There was media outrage, predictably.  The press angrily demanded just retribution, and the chief minister cooed, and tried to soothe ruffled feathers.  The issue was not about the marathi manoos, he said, it was about vandalism and petty populism.  The attacks were heinous, the perpetrators dastardly.

Then two days later, the chief min raised the marathi manoos issue again in public.  People who are local should be given priority for jobs, he said.  I shall take the matter up with the railway minster, he promised a cheering and adoring audience.

And the media continued to sullenly fold its arms and pout in offended disaffection.

Something does not make sense here.  Hooliganism is one thing, but hooliganism and post- ‘ganism chest- thumping is not usually par for the course, especially when it is such a sensitive issue and involves the greatest sportsman in the land. 

Generally, when a political party owns up to something, you can be sure that that “something” resonates with the approval of a significant number of people, of a group that is on its way to being considered a ‘majority’.  When a political party owns up to vandalism and wilful attacks on media, involving (however obliquely) a national hero, you can be sure that there’s support, even approval.

The bottom line is this: If there was no public support for the entire “maharashtra for maharashtrians” polemic, then it wouldn’t be made, stridently, from every available political pedestal that an avaricious neta can clamber upon.  The very fact that political parties make it a point to defer to linguistic chauvinism to define their ideology means that it resonates with their voting public, as well as with swing voters, disaffected and undecided.

Anyone who has travelled in the dusty bylanes of rural maharashtra will know that there are only two things that penetrate into the heart of the impoverished state: politics and cinema.  While this is true for almost all of the vast rural hinterland in India, in Maharashtra, that other great Indian Arterial presence : The Indian Railways, is conspicuous in its absence.

Cinema is paradoxical, because it is hindi cinema that thrives in the boondocks,  from slick SRK starrers to slimy sordid skinfests.  It is hindi cinema, certainly, but the sensibility it represents (NOT its context – most hindi cinema is exaggerated vaudeville of Punjabi ritual) is something that people feel they can ostensibly connect to, and revel in.

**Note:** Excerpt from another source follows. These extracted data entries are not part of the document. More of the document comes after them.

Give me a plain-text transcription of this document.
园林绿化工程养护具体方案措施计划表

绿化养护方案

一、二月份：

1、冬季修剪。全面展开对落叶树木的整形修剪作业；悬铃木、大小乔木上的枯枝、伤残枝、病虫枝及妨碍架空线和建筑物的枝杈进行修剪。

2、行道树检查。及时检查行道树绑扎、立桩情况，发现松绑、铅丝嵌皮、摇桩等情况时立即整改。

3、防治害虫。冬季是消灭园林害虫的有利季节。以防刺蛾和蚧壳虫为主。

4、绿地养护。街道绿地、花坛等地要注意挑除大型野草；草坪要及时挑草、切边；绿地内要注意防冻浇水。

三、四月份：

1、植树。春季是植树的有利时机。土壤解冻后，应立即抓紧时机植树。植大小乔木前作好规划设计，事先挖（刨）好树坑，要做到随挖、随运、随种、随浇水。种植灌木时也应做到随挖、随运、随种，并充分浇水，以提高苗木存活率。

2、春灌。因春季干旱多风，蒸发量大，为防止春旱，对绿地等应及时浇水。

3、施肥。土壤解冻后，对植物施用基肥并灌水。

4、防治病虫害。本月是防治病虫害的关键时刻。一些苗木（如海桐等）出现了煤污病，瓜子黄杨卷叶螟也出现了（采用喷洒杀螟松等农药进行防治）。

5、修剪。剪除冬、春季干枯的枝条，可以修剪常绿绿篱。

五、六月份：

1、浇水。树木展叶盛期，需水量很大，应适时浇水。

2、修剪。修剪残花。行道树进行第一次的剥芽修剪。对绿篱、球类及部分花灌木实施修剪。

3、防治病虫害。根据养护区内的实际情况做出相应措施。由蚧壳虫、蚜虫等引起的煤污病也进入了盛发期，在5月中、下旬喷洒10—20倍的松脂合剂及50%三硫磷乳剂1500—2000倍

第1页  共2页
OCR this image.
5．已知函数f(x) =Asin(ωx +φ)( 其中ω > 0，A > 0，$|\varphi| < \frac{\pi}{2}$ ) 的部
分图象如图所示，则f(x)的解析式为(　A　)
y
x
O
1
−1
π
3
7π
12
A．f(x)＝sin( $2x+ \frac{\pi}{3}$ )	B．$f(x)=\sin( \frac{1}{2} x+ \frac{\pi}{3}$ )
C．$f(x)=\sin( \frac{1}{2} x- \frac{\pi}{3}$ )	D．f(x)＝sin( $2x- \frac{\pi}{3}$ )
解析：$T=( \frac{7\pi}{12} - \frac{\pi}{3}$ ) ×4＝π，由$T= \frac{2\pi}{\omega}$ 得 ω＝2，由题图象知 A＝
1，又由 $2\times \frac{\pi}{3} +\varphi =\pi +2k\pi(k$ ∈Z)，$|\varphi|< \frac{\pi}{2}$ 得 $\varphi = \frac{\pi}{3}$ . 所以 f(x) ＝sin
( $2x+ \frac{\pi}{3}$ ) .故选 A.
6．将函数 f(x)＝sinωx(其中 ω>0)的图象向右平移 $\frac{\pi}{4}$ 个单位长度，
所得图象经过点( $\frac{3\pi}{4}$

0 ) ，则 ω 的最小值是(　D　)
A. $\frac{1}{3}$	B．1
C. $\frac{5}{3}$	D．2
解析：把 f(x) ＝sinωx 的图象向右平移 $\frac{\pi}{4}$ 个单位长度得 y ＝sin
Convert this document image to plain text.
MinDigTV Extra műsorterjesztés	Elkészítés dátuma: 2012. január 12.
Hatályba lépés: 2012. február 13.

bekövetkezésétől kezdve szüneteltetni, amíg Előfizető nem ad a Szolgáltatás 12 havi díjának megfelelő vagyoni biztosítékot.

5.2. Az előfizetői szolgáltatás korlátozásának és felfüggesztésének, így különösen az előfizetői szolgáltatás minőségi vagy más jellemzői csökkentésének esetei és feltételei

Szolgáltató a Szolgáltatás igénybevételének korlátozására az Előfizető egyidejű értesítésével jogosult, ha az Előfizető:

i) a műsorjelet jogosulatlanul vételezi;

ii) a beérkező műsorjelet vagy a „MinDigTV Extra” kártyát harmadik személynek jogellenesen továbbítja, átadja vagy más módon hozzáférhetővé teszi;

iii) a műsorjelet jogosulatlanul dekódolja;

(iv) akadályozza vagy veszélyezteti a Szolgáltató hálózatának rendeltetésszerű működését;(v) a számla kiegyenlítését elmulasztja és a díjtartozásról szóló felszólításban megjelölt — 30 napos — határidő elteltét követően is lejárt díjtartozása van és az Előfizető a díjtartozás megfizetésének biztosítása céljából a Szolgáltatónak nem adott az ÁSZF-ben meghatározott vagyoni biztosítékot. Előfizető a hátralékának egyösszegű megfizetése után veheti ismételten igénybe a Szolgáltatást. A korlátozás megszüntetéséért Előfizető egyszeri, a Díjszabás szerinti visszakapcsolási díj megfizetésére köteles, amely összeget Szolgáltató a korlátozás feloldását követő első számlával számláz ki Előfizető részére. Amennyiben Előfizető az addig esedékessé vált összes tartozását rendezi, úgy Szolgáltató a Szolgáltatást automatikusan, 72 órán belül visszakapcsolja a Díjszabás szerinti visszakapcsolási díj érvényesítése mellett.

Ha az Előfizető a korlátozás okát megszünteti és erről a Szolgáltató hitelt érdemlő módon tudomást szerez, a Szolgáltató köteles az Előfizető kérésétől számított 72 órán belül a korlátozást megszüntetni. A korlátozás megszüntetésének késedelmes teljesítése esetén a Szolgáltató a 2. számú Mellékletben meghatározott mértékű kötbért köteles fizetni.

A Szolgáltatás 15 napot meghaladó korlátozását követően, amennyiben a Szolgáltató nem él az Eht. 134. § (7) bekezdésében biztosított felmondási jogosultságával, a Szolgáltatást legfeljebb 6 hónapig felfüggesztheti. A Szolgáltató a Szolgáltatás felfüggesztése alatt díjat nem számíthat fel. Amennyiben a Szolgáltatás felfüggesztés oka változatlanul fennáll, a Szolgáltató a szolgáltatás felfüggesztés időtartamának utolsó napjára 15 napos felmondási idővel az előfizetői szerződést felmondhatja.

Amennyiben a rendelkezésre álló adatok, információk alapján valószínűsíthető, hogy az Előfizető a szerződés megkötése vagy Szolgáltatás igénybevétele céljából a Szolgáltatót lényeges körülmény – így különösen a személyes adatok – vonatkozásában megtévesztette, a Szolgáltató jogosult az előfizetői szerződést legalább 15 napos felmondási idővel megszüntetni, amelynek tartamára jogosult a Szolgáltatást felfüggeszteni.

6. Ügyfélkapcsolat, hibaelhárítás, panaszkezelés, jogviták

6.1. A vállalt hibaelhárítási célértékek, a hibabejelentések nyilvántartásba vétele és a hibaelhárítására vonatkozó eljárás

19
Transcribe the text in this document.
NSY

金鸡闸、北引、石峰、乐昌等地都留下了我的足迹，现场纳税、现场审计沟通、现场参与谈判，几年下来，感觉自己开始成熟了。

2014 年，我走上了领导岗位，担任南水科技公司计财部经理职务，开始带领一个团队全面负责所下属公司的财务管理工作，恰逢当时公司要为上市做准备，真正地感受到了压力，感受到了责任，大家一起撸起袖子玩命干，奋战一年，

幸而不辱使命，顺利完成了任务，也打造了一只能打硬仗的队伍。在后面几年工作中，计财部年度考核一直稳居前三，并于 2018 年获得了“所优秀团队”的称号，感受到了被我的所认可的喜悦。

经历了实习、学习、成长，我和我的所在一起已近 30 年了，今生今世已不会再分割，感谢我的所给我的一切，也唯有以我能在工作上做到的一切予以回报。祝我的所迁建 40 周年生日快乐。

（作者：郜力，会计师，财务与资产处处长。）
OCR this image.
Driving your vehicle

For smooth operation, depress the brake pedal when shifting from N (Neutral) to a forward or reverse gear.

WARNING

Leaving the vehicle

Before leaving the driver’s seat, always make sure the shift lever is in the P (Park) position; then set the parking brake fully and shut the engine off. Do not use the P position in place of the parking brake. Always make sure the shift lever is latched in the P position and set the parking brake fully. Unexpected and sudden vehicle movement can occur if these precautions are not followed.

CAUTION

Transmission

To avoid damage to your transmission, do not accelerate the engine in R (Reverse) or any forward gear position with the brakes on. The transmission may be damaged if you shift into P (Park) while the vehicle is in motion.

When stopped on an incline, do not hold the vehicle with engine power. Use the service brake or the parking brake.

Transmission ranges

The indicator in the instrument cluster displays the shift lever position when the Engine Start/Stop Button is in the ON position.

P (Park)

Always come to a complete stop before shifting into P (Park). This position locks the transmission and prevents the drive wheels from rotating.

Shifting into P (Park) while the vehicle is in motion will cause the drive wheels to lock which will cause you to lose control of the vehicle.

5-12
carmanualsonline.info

Politics, though, is ubiquitous.  And while each of us purse our lips in exasperation when we see political antics, and their unfortunate consequence, we spare very little thought for the core demographic for whom that elaborate charade is meant.  How many of us have travelled across villages in the country, outside of our own provincial “native places”?  And I don’t mean 79 photographs set against the quaint prettiness of Fatehpur Sikri or Khajuraho, but really travelling through unremarkable shanty towns and rural homesteads, filled with hopeless dreams and the grimy effluent of cities?  When villages are mentioned, how many of us imagine a SRK-less “Swades” landscape, or an amir khan-less Champaran?

For all most of us know, rural India could be anything from an 18th century feudal fief to a idyllic pastoral-paradise filled with belles and moustachioed villains at every corner.

If there is anyone who bothers to visit, or even tries to understand what the hinterland thinks, it is the local candidate, anxious to please, geared to ingratiate.

It is this knowledge that emboldens our political parties, this invaluable understanding of the “grassroots”.  And if the Sena and the MaNSa are pushing the marathi manoos plank, then it is because it finds currency with a significant section of that grassroots.

I am not for one moment condoning the violence and the hoologanism. I am also not for one moment condemning it.  But I do think that with the horrified, faux cosmopolitan and pseudo- liberal reaction to the controversy, urban India and the English media have truly exposed the extent of their disconnect with perspectives that other parts of the country consider justified.  Its as if among the many Indias that coexist in the one great India, two groups of competing India stand, unable to understand the other’s stance or vision.

Truly, this is the winter of our disconnect.